Des plantes vouées à la déconstruction? L’utilisation de cellulose de bois pour la fabrication de carburants

 

 

Beaucoup de personnes du monde entier dépendent du bois comme combustible pour la cuisine et le chauffage mais, de plus en plus, des intérêts commerciaux et industriels se tournent vers le bois pour produire la soi-disant ‘bioénergie’. Dans l’UE et dans les USA, d’énormes centrales électriques au charbon brûlent maintenant, en même temps, de grands volumes de bois. Certaines centrales au charbon sont transformées pour fonctionner aux granulés de bois et, pour ce faire, sont récompensées dans certains pays avec des subsides à ‘l’énergie renouvelable’. Ces installations énergétiques consommant de grandes quantités de bois, un nouveau marché international des copeaux et des granulés de bois a été créé, qui représente une menace supplémentaire pour les forêts, les écosystèmes, les droits de l’homme et le climat (1).

Cependant, il est plus difficile de transformer le bois en carburant liquide. La plupart des carburants liquides utilisés à l’heure actuelle pour les transports – et, en moindre mesure, pour la génération d’électricité – sont tirés du maïs, de la canne à sucre et du colza, mais l’industrie et les défenseurs d’une ‘économie biologique’ comptent beaucoup sur les carburants liquides à base de bois et sur d’autres carburants dits de seconde génération quand ils prévoient l’utilisation future de combustibles liquides. De fortes sommes d’argent ont été affectées à la recherche et au développement pendant de nombreuses années; pourtant, la production commerciale de carburants liquides à base de bois reste peu significative.

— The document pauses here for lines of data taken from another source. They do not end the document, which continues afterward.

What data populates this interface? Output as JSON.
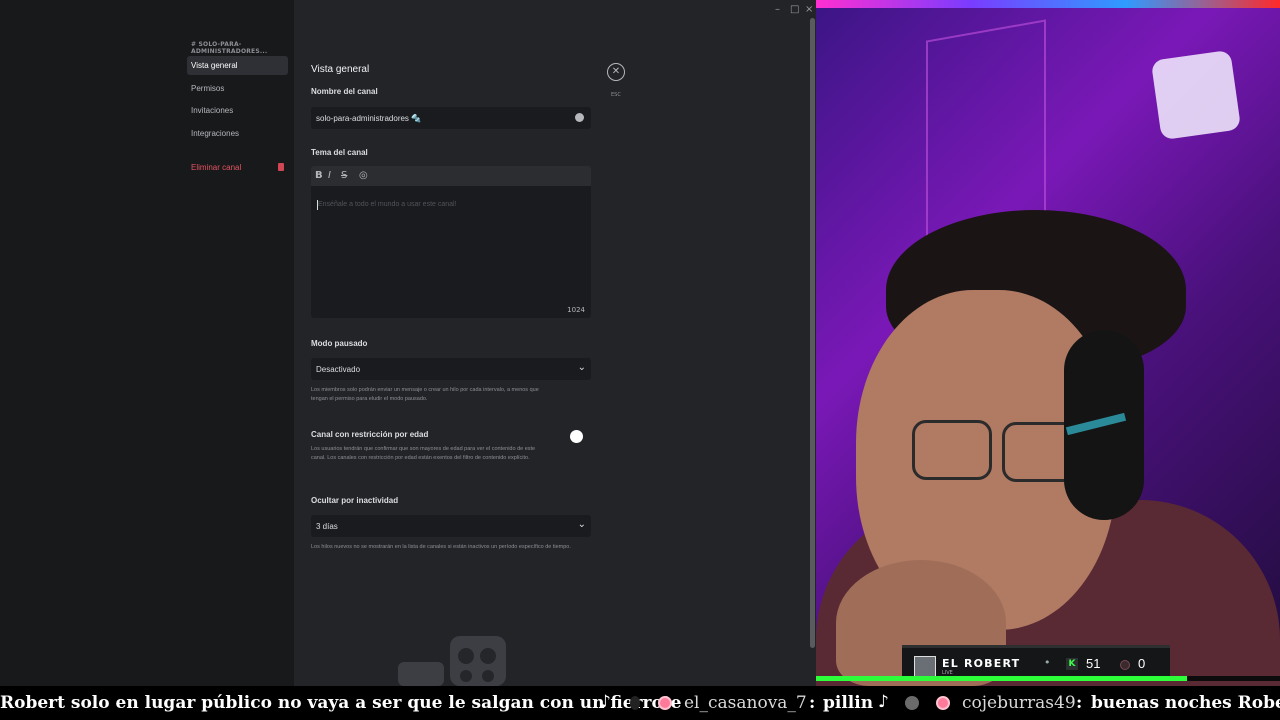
{
  "window_controls": {
    "minimize": "–",
    "maximize": "□",
    "close": "×"
  },
  "sidebar": {
    "category": "# SOLO-PARA-ADMINISTRADORES...",
    "items": [
      {
        "label": "Vista general",
        "active": true
      },
      {
        "label": "Permisos"
      },
      {
        "label": "Invitaciones"
      },
      {
        "label": "Integraciones"
      }
    ],
    "delete_label": "Eliminar canal"
  },
  "settings": {
    "title": "Vista general",
    "channel_name_label": "Nombre del canal",
    "channel_name_value": "solo-para-administradores 🔩",
    "topic_label": "Tema del canal",
    "toolbar": {
      "bold": "B",
      "italic": "I",
      "strike": "S",
      "spoiler": "◎"
    },
    "topic_placeholder": "Enséñale a todo el mundo a usar este canal!",
    "topic_counter": "1024",
    "slowmode_label": "Modo pausado",
    "slowmode_value": "Desactivado",
    "slowmode_help": "Los miembros solo podrán enviar un mensaje o crear un hilo por cada intervalo, a menos que tengan el permiso para eludir el modo pausado.",
    "age_label": "Canal con restricción por edad",
    "age_help": "Los usuarios tendrán que confirmar que son mayores de edad para ver el contenido de este canal. Los canales con restricción por edad están exentos del filtro de contenido explícito.",
    "inactivity_label": "Ocultar por inactividad",
    "inactivity_value": "3 días",
    "inactivity_help": "Los hilos nuevos no se mostrarán en la lista de canales si están inactivos un período específico de tiempo.",
    "esc_label": "ESC",
    "close_glyph": "✕"
  },
  "stream": {
    "streamer_name": "EL ROBERT",
    "live_tag": "LIVE",
    "separator": "•",
    "kick_badge": "K",
    "viewers": "51",
    "second_count": "0"
  },
  "ticker": {
    "message_1": "Robert solo en lugar público no vaya a ser que le salgan con un fierrote",
    "user_2": "el_casanova_7",
    "message_2": "pillin",
    "user_3": "cojeburras49",
    "message_3": "buenas noches Robert",
    "colon": ":",
    "note_glyph": "♪"
  },
  "colors": {
    "accent_live": "#2cff3a",
    "danger": "#e45360",
    "panel": "#232428"
  }
}
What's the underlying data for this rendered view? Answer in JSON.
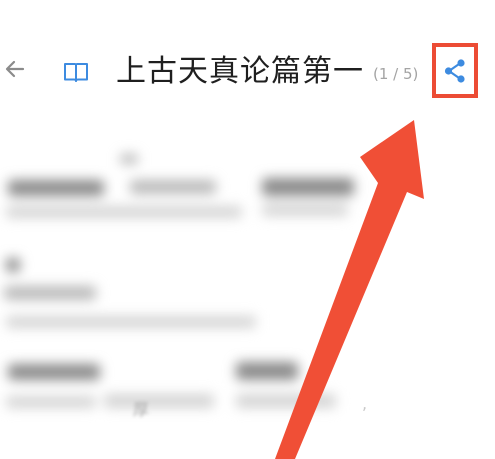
{
  "header": {
    "back_icon": "arrow-left-icon",
    "book_icon": "open-book-icon",
    "title": "上古天真论篇第一",
    "page_count": "(1 / 5)",
    "share_icon": "share-icon"
  },
  "content": {
    "blurred_fragment": "厚",
    "punctuation": ","
  },
  "colors": {
    "accent_blue": "#3d8be0",
    "highlight_red": "#ec4c35",
    "title_text": "#1f1f1f",
    "muted_text": "#a4a4a4"
  }
}
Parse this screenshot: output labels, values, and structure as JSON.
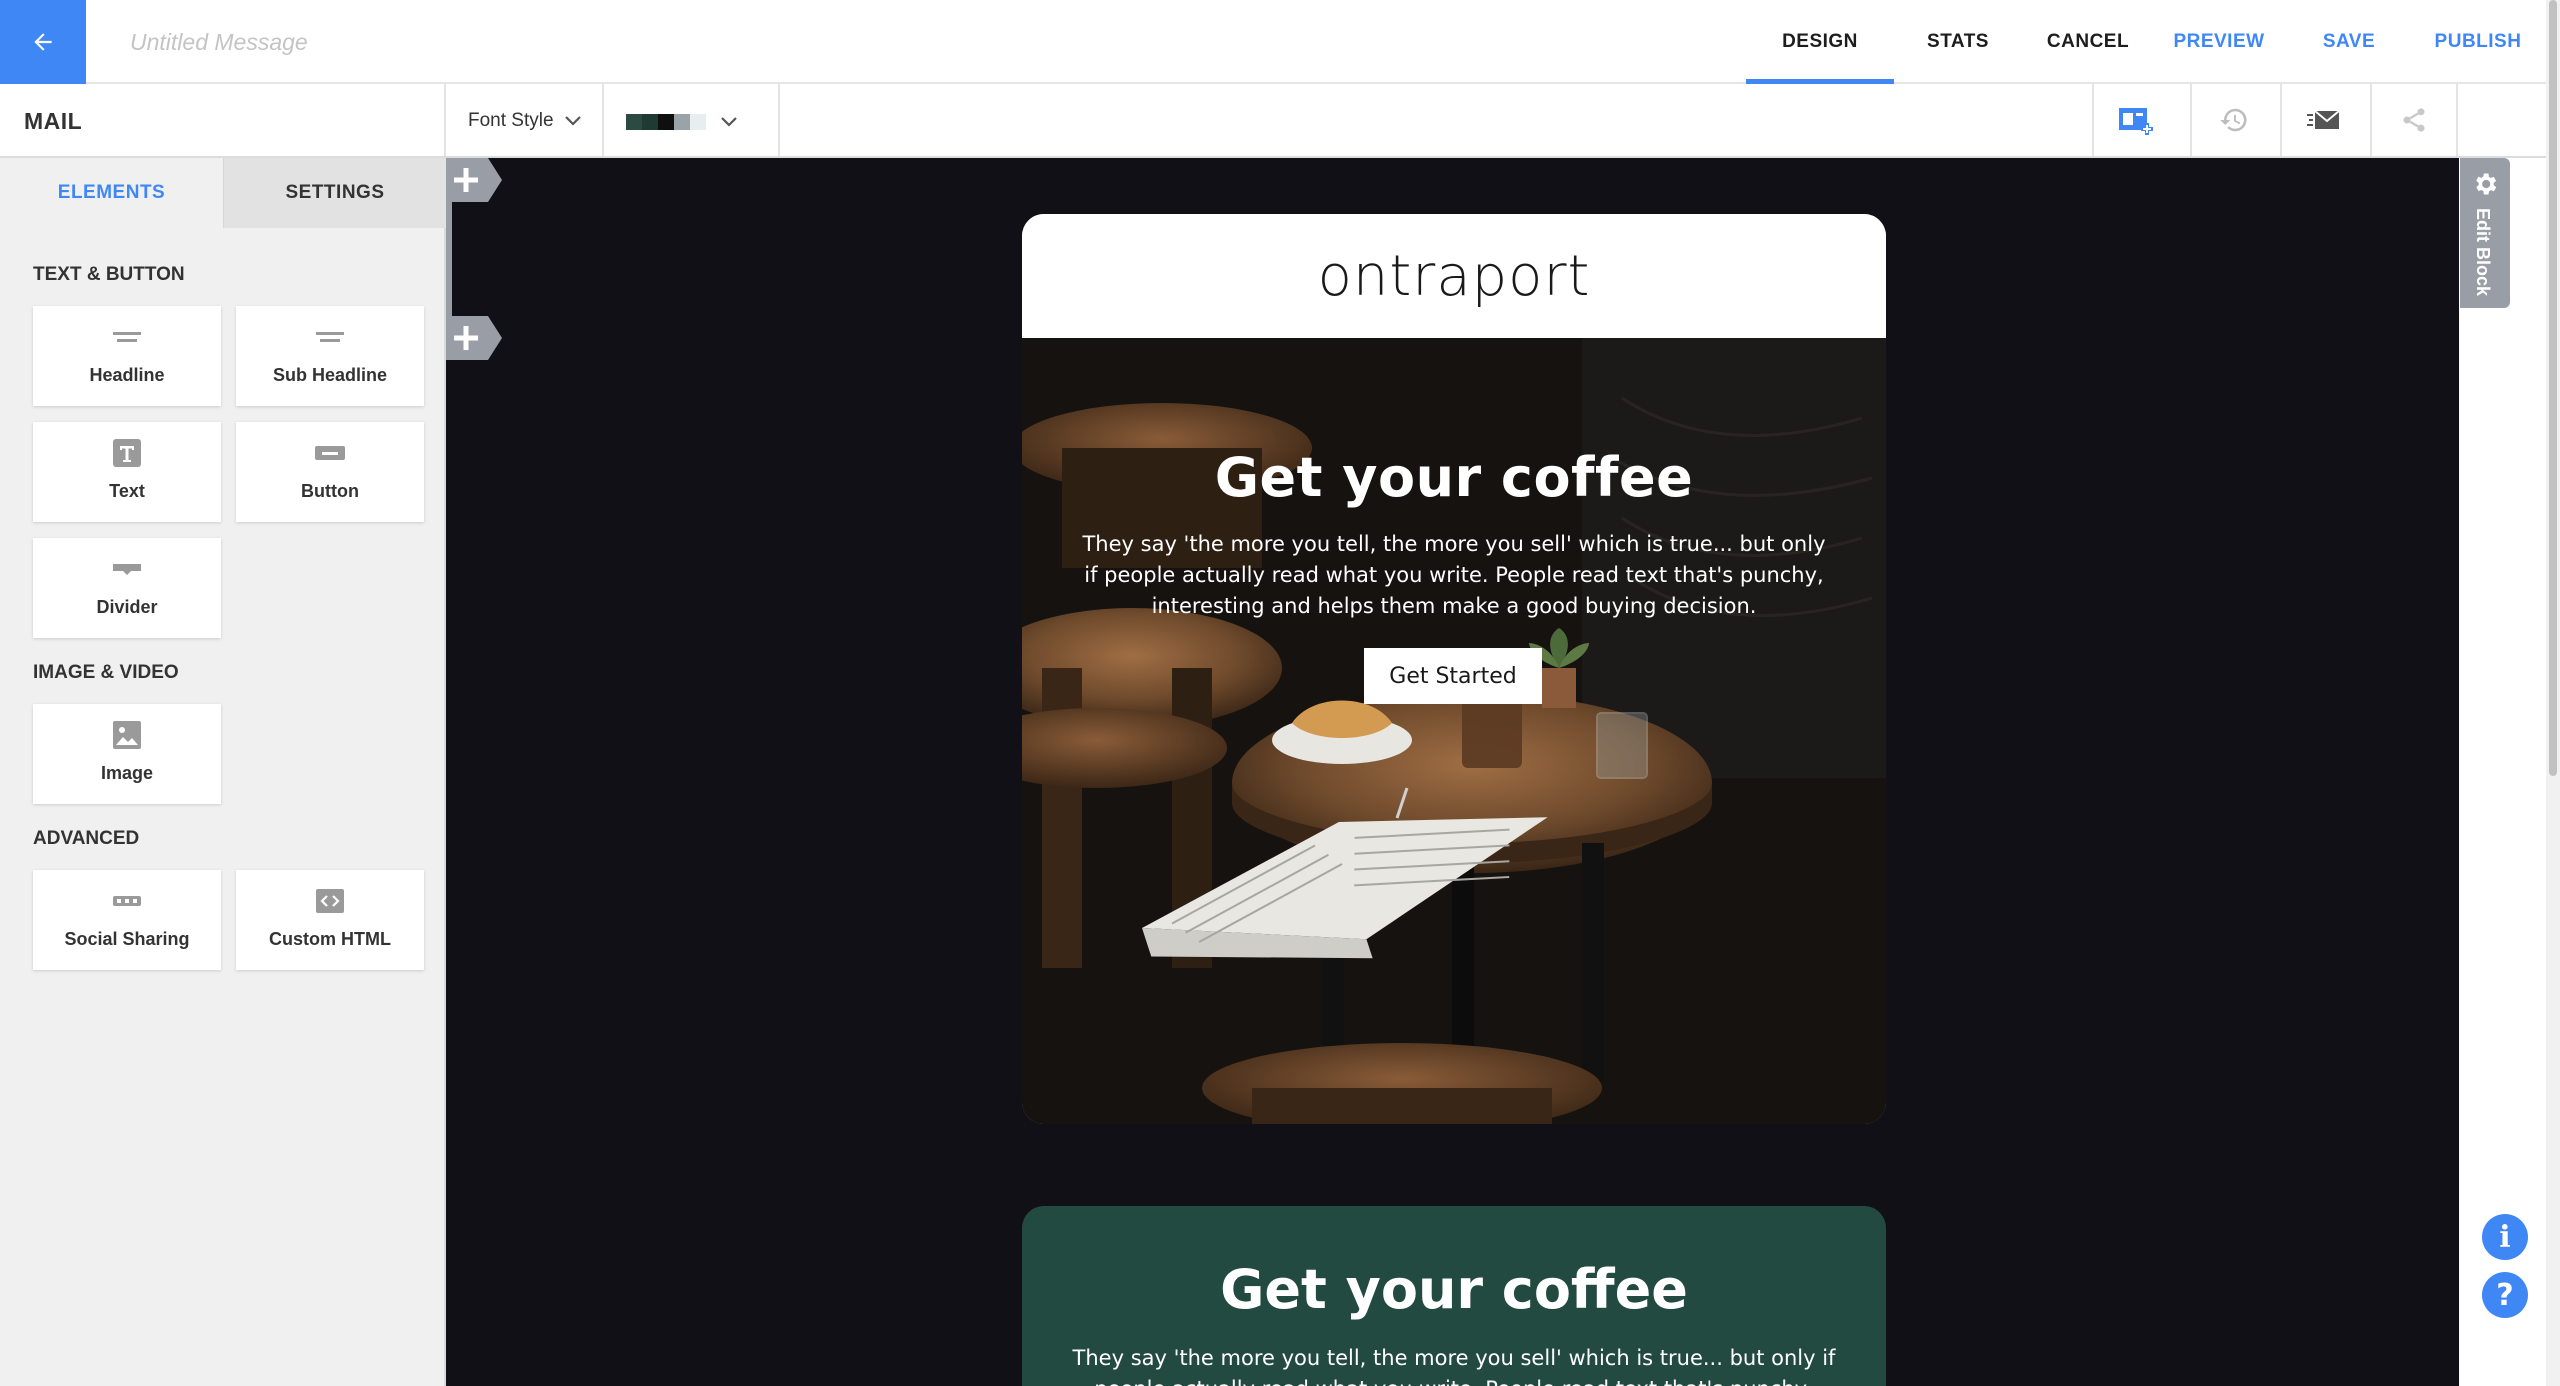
{
  "header": {
    "title_placeholder": "Untitled Message",
    "nav": {
      "design": "DESIGN",
      "stats": "STATS",
      "cancel": "CANCEL",
      "preview": "PREVIEW",
      "save": "SAVE",
      "publish": "PUBLISH"
    }
  },
  "toolbar": {
    "mail_label": "MAIL",
    "font_style": "Font Style",
    "palette_colors": [
      "#2b4a42",
      "#1e3a33",
      "#0f0f0f",
      "#9aa3a8",
      "#e8eef0"
    ]
  },
  "sidebar": {
    "tabs": {
      "elements": "ELEMENTS",
      "settings": "SETTINGS"
    },
    "sections": {
      "text_button": "TEXT & BUTTON",
      "image_video": "IMAGE & VIDEO",
      "advanced": "ADVANCED"
    },
    "tiles": {
      "headline": "Headline",
      "sub_headline": "Sub Headline",
      "text": "Text",
      "button": "Button",
      "divider": "Divider",
      "image": "Image",
      "social_sharing": "Social Sharing",
      "custom_html": "Custom HTML"
    }
  },
  "canvas": {
    "block1": {
      "logo": "ontraport",
      "title": "Get your coffee",
      "body": "They say 'the more you tell, the more you sell' which is true... but only if people actually read what you write. People read text that's punchy, interesting and helps them make a good buying decision.",
      "button": "Get Started"
    },
    "block2": {
      "title": "Get your coffee",
      "body": "They say 'the more you tell, the more you sell' which is true... but only if people actually read what you write. People read text that's punchy,"
    },
    "edit_block": "Edit Block"
  },
  "colors": {
    "accent": "#3f87f5",
    "canvas_bg": "#121017",
    "block2_bg": "#224a40"
  }
}
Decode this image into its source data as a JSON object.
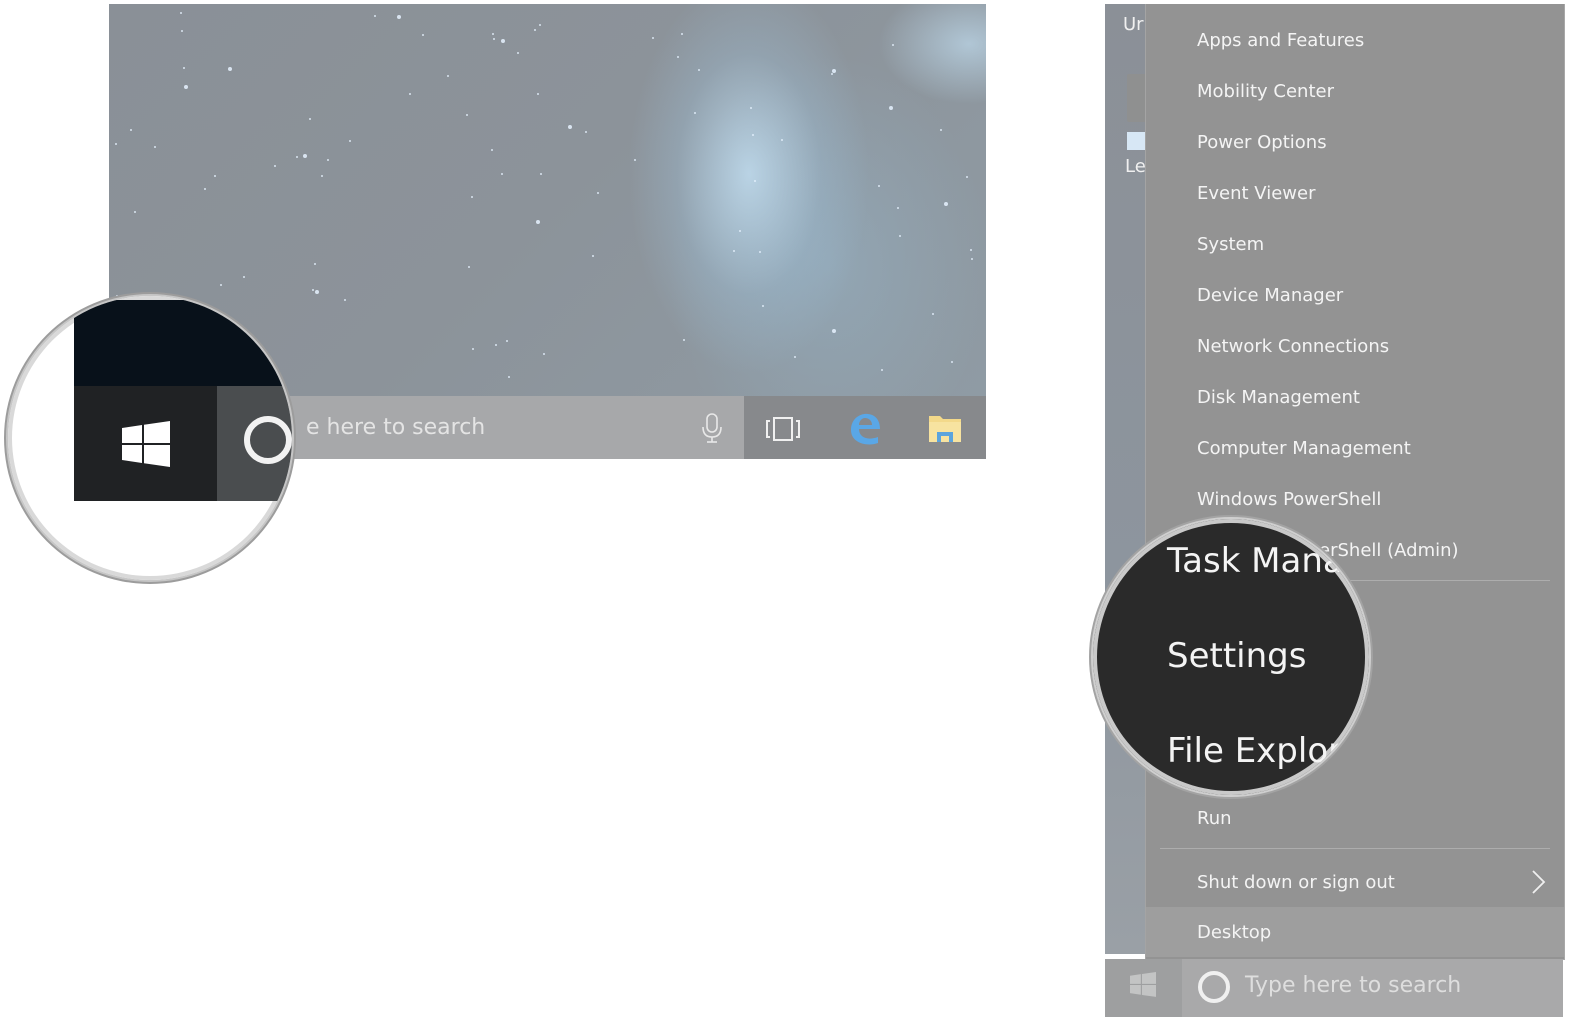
{
  "left_panel": {
    "taskbar": {
      "search_placeholder_visible": "e here to search",
      "icons": [
        "microphone-icon",
        "task-view-icon",
        "edge-browser-icon",
        "file-explorer-icon"
      ]
    },
    "magnifier": {
      "highlight": "start-button",
      "icons": [
        "windows-logo-icon",
        "cortana-ring-icon"
      ]
    }
  },
  "right_panel": {
    "desktop_labels": [
      "Ur",
      "Le"
    ],
    "menu": {
      "items": [
        {
          "label": "Apps and Features"
        },
        {
          "label": "Mobility Center"
        },
        {
          "label": "Power Options"
        },
        {
          "label": "Event Viewer"
        },
        {
          "label": "System"
        },
        {
          "label": "Device Manager"
        },
        {
          "label": "Network Connections"
        },
        {
          "label": "Disk Management"
        },
        {
          "label": "Computer Management"
        },
        {
          "label": "Windows PowerShell"
        },
        {
          "label": "Windows PowerShell (Admin)",
          "visible_part": "Shell (Admin)"
        },
        {
          "label": "Run"
        },
        {
          "label": "Shut down or sign out"
        },
        {
          "label": "Desktop"
        }
      ]
    },
    "magnifier": {
      "items": [
        "Task Manag",
        "Settings",
        "File Explor"
      ]
    },
    "taskbar": {
      "search_placeholder": "Type here to search"
    }
  },
  "colors": {
    "menu_bg": "#939393",
    "menu_highlight": "#9e9e9e",
    "magnifier_bg": "#2a2a2a",
    "edge_blue": "#5aa7e6",
    "folder_yellow": "#f3d98a"
  }
}
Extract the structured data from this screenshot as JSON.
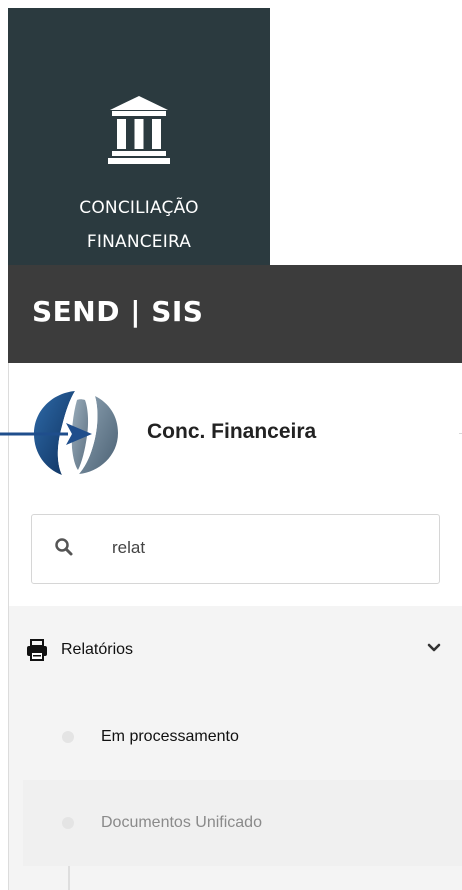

C’est que pour transformer le bois en carburant liquide il faut de l’énergie. Suivant le processus utilisé, l’énergie consommée peut l’emporter sur l’énergie que produira le carburant. En plus, il est cher de faire des carburants liquides avec du bois. Plusieurs projets, dont Choren en Allemagne et Range Fuels aux USA (État de Géorgie), qui devaient produire du carburant liquide à base de bois, ont fait faillite. Néanmoins, l’intérêt se maintient, tout autant que les subventions publiques, surtout de la part des militaires et de l’industrie aéronautique des USA, qui voient les carburants liquides à base de biomasse comme essentiels pour leur avenir, puisqu’il n’y a pas d’autres options pour faire fonctionner les équipements militaires et les avions.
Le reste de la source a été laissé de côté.